The 2025 Benefits Value Gap Report surveyed 500 employees eligible for benefits and found that only one in 10 accurately understands the true financial value of the benefits offered. About 70% of employees keep their benefits unchanged year after year—even after significant life events like medical diagnoses or salary changes—causing them to miss out on potential savings and better coverage.
“If employees can’t use or understand their benefits, why offer them at all?” said Sina Chehrazi, founder and CEO of Nayya. “It’s not just a communication problem—it’s a systemic failure.”
Widespread misunderstanding
The report reveals a deep disconnect between what employers pay for benefits and how employees perceive their worth. On average, employers spend about $16,501 per employee annually on health benefits, yet one in four workers believes those benefits are worth just $1,000 or less. Nearly half of all respondents said they cannot confidently explain key components of their coverage, including health savings accounts (HSAs) or flexible spending accounts (FSAs).
About 40% of employees surveyed don’t view their benefits as part of their overall compensation at all, further highlighting the gap between employer investment and employee understanding.

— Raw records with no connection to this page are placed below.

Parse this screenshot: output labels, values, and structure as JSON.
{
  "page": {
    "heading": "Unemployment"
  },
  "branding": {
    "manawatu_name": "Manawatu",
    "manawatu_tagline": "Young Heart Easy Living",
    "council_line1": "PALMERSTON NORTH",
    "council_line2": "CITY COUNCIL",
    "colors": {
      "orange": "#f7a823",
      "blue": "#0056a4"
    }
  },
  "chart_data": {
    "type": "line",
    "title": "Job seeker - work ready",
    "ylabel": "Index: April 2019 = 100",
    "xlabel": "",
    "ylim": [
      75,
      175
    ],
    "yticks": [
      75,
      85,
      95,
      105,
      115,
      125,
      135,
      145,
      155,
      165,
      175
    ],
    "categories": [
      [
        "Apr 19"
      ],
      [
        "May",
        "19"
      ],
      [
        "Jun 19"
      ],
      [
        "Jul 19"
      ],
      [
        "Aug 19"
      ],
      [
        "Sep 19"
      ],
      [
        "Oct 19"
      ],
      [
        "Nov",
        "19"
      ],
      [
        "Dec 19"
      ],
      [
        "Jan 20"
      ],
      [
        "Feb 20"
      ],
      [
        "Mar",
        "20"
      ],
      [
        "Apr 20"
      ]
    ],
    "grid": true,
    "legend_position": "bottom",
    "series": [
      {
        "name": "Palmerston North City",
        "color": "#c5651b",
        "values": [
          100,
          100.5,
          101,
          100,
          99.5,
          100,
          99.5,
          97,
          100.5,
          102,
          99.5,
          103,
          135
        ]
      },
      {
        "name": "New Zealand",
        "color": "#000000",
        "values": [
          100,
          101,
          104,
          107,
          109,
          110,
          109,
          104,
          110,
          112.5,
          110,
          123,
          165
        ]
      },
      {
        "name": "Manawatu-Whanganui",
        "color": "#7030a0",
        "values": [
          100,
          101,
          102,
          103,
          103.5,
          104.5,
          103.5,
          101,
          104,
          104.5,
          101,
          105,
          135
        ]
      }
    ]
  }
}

Low utilization drives wasted investment
Voluntary benefits such as accident insurance, hospital indemnity, and legal plans have especially low utilization rates—below 30%—indicating significant financial losses for employers. Administrative inefficiencies also contribute to the problem, with employers spending between $50 and $70 per employee each month solely on managing enrollment and benefit administration.
The report highlights that pharmacy benefit costs alone are projected to rise by 9% to 11% this year. Pharmacy benefit managers, initially created to control drug prices, now inflate costs by as much as 30% through complex rebate schemes and opaque contracts, the report said.
Call for systemic change
To address these inefficiencies, Nayya recommends employers shift their approach to offering benefits, emphasizing personalized, AI-driven experiences. Such solutions could help employees better understand their options and significantly improve utilization rates.
“The system is bloated, broken, and confusing by design. But it doesn’t have to be this way,” said Sarah Liebel, president and COO of Nayya. “With intelligent guidance and personalization, benefits can finally do what they were always meant to do: help people make better decisions, reduce financial stress, and live healthier lives.”
Nayya’s platform, which leverages AI to simplify benefit choices, has seen over 1,000% user growth in the past three years and now supports more than two million employees.
“The benefits system isn’t serving employees,” Chehrazi added. “We need a radical rethink—and that starts with treating employees like consumers, not paperwork processors.”